Now, they’re wrangling the character they’ve always dreamed of: Batman. In Batman: Secret Files #3, Ayala, artist Andie Tong, colorist Alejandro Sanchez, and letterer Rob Leigh paint a picture of Batman as a carer, a father, and a hero who at his heart just wants to make everyone better. Taking on an iconic character like Batman is no easy feat and Ayala was just as overwhelmed and excited as anyone would be. “I was majorly intimidated the whole time,” they told Nerdist.
Like many of us, Ayala’s first brush with the sprawling world of superheroes was Tim Burton’s iconic 1989 Batman movie. “I saw it when I was four years old—that was my first non-kids movie in the theaters and it was absolutely wild,” the writer explained. “It’s so strange because I’ve been really lucky in that I’ve been able to write a lot of heroes that I grew up loving, but I don’t know, there’s something about this one that was surreal.”
As a huge fan of the character, taking on Batman for the first was a massive deal for Ayala and brought up some emotional memories. “The first thing I did was call my best friend Danny Lore, and I was like, ‘Danny, I made it. You know that thing we thought we’d never do?’,” they said. “When we worked at Forbidden Planet we both had this one thing where if we got into comics we’d know that we’d made it and this was mine. So it was incredible to get the art back and know that I’m a part of something that looks so beautiful. To me, writing stuff aside, just the way that the art team expresses the story is so incredible.”
Coming up with the story was a collaborative process between Ayala and their editor Dave Wielgosz. “I had a vague kind of notion of what I would find interesting to tell a story about Batman and his need to kind of reach out and try to save people on an individual level,” Ayala said. “I have a lot to say about the Bat-Family. But the project was also supposed to be about him tangling with an assassin. And so I thought: All right, how do we get at the thing that I find the most interesting and relatable about Batman while also doing that?”
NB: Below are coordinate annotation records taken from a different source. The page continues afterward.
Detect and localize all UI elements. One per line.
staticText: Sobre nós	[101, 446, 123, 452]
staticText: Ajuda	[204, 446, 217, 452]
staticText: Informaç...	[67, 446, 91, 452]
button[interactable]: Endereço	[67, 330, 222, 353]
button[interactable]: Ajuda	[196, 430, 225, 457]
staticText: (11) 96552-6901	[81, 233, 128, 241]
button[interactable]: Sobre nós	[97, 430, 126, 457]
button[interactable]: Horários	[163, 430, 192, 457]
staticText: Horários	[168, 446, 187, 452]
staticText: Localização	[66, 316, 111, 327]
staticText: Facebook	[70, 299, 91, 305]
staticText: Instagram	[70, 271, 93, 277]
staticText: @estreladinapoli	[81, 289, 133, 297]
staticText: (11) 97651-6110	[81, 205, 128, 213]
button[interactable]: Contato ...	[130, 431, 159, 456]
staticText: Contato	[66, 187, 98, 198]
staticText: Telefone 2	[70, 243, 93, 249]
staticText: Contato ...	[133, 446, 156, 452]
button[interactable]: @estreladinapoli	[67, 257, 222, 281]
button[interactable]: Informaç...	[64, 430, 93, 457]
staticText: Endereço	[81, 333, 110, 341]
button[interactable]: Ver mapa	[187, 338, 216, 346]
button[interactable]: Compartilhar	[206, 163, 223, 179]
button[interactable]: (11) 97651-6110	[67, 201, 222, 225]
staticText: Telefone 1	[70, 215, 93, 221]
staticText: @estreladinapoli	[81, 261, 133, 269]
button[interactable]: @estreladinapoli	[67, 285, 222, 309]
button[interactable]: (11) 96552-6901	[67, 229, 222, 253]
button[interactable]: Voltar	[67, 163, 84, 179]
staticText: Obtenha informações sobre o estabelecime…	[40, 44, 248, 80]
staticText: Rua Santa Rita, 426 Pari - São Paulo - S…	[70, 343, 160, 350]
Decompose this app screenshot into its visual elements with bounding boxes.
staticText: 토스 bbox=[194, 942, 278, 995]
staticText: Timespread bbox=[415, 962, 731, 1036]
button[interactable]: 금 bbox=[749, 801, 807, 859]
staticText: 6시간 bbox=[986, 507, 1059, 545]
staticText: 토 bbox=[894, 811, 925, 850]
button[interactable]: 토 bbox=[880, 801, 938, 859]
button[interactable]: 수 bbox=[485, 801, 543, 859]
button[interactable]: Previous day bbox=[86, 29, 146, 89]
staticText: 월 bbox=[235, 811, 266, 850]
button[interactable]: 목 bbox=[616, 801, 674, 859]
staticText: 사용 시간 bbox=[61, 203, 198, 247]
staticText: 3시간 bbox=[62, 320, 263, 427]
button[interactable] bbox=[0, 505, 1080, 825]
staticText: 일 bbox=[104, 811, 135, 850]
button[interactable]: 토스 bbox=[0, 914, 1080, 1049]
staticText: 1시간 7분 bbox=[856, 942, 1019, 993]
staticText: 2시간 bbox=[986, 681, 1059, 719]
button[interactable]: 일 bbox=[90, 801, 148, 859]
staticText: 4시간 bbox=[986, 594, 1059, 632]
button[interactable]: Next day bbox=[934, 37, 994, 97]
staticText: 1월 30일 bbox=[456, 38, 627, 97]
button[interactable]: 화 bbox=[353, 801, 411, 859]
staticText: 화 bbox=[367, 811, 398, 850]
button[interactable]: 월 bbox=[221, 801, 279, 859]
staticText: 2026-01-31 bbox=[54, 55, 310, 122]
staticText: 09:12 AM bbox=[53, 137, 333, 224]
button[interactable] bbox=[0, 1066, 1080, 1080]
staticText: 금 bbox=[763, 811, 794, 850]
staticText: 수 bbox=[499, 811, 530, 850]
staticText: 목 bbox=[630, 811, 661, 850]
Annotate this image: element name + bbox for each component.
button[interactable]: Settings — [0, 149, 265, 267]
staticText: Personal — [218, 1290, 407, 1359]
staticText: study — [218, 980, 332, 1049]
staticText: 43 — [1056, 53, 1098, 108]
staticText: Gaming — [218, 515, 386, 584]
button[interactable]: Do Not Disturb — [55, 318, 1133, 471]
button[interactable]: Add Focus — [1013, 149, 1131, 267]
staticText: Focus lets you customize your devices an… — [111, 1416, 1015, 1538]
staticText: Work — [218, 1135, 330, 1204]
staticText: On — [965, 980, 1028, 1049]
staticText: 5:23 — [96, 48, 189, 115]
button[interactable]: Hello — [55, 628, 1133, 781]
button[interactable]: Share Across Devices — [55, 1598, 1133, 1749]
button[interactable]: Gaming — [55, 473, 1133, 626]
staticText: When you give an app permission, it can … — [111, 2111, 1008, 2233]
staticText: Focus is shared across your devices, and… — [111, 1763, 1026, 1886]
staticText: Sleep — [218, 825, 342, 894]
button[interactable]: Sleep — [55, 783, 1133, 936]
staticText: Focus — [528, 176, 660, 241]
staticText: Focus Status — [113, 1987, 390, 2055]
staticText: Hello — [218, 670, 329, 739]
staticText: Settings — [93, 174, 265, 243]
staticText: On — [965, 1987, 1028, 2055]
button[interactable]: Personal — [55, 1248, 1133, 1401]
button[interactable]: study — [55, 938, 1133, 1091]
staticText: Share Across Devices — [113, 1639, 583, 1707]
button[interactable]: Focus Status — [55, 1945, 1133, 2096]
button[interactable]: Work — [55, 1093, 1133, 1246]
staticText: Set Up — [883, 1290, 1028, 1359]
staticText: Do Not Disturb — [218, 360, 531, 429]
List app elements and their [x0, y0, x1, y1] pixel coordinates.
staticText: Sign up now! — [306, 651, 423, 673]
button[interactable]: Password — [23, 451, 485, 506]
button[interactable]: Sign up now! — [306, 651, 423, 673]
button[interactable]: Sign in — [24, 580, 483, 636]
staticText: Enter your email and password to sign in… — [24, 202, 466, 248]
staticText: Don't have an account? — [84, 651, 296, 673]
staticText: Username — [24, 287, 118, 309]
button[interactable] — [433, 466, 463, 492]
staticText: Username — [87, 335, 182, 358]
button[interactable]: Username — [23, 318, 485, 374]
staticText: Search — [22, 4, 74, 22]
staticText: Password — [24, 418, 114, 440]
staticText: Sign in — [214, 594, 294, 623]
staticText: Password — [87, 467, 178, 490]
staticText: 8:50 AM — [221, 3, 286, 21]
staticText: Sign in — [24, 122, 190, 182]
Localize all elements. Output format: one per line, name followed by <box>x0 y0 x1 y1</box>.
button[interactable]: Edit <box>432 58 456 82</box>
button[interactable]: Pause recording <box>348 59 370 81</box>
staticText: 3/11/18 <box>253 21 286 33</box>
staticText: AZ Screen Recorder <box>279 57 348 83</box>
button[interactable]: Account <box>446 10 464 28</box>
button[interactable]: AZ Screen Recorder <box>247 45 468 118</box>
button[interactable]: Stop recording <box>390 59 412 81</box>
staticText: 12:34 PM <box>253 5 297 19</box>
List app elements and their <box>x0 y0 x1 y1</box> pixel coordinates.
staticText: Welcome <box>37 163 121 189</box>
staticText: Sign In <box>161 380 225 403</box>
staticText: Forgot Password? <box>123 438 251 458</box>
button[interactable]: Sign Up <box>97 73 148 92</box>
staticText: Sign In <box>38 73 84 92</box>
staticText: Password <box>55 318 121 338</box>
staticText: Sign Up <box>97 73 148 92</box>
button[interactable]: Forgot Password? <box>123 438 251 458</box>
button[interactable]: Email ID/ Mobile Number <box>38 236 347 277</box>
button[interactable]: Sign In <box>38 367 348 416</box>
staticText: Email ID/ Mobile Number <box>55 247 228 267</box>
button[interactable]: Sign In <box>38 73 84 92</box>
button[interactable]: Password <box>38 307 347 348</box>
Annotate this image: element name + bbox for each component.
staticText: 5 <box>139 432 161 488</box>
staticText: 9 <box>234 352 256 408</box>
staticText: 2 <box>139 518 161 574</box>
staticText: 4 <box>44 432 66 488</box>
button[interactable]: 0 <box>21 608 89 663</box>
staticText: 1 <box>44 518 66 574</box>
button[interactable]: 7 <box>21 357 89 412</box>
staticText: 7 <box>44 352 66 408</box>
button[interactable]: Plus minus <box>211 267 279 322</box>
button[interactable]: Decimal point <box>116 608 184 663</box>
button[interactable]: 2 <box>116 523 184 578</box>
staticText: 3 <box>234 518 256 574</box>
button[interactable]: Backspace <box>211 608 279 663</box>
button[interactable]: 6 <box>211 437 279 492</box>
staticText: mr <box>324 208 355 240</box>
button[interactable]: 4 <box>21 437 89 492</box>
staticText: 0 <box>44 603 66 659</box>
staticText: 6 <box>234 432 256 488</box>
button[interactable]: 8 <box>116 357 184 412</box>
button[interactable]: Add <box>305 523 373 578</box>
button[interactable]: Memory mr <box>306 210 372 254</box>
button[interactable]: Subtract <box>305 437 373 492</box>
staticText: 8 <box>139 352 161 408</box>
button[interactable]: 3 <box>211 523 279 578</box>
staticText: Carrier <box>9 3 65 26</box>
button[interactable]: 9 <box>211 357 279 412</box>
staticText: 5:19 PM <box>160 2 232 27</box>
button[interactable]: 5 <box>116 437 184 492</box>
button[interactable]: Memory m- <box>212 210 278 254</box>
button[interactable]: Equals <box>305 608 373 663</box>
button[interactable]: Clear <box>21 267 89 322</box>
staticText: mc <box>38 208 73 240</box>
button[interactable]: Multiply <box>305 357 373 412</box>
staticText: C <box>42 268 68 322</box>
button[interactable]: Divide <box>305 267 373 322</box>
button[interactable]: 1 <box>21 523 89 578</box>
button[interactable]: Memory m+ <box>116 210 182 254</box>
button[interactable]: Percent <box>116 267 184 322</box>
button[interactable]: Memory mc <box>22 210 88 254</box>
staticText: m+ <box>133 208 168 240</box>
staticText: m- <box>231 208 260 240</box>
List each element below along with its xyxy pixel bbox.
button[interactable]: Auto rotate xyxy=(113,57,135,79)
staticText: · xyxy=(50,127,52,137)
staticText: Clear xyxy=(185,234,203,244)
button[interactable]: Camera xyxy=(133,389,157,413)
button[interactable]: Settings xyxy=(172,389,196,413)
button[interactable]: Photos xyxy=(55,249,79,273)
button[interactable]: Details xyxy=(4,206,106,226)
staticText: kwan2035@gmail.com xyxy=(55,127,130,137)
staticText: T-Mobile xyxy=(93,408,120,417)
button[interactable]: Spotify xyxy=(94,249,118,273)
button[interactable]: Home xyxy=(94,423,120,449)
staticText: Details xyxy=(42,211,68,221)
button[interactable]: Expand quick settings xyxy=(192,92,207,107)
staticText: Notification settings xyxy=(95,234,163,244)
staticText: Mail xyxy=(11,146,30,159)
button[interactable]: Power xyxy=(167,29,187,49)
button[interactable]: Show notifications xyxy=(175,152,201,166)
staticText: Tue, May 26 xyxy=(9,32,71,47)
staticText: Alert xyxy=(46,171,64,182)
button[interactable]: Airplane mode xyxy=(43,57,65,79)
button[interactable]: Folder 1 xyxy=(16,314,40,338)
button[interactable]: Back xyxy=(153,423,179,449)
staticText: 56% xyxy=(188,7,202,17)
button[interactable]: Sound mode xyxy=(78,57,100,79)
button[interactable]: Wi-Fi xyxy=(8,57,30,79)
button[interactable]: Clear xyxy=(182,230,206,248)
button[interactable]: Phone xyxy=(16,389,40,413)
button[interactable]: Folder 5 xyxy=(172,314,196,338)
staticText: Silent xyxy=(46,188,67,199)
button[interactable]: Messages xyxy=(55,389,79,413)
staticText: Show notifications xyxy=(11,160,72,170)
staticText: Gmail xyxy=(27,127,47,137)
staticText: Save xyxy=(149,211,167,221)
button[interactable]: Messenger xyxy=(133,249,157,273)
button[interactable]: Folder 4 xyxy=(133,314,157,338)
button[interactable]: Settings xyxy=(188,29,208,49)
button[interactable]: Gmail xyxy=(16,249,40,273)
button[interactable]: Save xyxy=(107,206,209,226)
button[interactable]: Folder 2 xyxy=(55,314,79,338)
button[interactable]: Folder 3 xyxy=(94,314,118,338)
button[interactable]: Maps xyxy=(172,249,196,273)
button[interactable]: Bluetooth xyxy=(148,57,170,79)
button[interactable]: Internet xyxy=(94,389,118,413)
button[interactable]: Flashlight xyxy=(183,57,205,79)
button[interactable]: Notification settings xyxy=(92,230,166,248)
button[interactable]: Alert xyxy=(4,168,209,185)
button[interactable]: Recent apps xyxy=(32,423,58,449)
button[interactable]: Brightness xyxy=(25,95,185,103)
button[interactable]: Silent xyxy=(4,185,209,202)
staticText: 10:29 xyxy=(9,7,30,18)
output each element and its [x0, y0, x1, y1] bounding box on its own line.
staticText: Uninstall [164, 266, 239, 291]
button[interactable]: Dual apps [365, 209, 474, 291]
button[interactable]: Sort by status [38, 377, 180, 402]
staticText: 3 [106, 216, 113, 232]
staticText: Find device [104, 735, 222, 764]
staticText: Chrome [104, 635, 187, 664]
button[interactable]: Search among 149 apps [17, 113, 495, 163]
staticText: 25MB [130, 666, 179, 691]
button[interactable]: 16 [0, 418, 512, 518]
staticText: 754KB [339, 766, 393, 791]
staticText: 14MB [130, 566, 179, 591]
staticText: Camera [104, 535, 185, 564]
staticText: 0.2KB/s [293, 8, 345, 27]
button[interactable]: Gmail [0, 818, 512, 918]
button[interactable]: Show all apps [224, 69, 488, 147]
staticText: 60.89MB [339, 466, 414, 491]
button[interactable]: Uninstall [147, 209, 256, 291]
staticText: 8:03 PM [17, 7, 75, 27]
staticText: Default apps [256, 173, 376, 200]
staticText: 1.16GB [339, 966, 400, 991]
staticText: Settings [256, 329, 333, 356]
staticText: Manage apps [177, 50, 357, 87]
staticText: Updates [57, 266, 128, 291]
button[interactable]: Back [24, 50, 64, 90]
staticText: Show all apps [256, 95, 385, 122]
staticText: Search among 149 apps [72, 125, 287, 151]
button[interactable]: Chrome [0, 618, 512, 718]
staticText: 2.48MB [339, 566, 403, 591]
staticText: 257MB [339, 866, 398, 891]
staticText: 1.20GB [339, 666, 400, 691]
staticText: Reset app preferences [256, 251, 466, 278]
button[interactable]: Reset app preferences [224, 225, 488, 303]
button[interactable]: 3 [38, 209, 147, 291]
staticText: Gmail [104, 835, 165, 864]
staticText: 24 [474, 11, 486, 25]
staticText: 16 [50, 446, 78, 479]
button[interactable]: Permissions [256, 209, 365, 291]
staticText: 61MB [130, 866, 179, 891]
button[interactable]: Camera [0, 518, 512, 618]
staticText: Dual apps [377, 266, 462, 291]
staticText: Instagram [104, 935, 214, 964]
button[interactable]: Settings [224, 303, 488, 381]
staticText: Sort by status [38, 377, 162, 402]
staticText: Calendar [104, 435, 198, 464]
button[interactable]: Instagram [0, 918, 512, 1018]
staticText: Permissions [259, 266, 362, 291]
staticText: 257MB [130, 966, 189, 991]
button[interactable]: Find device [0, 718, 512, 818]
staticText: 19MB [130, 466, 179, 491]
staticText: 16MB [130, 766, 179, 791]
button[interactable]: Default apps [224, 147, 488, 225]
As our exclusive pages reveal, the answer was to pit the Caped Crusader against the young assassin Cheshire, which sparks his most paternal and caring instincts. In turn, this accessed exactly what it is that makes the hero appealing to Ayala. “What I find interesting about Batman is when he’s doing things like saving orphaned kids or that episode of the animated series when Harley is having a really bad day and he gives her the dress at the end! That’s my Batman,” they laughed.
Though many define the hero by his grittiest and darkest moments, Ayala’s Batman: Secret Files story leans into what they feel is most important about him: how much he cares. “I think that’s his most human characteristic. It’s the thing that makes him the most relatable as a person,” Ayala said. “For me, it’s as core to his character as his intelligence or his ability to plan or whatever else people think is central to the character. I think his desperate need to save everyone and also the way he takes it very personally and is just trying to literally save everyone is very important. I really empathize. It’s what I want. I wish that everyone cared that much.”
That’s the aspect that makes Ayala keep coming back to the Bat. And if fans want to explore that softer side after reading the new story, they have some suggestions: “I think that James Tynion’s Detective Comics run is frickin’ great. I think it’s so good—and, again, that Bat-Fam! I also think that The Batman Adventures books that have come out…are phenomenal too.”
So with all of that said, what can we learn from Bruce Wayne and his cowled alter-ego in 2020? “The lesson that we have to take from Batman is that we have to build a community,” Ayala shared. “We have to support that community. He does punch a lot of people in the face, and I will equally talk about the things that I think we should criticize about that idea. But I think, again, that the thing that calls to me is that he sees people that are wounded and he’s like, ‘I want to make that better. I want to help you.’ And I think that’s what we need to take from Batman now.”
Batman: Secret Files #3 hits shelves on Wednesday, Jun 10.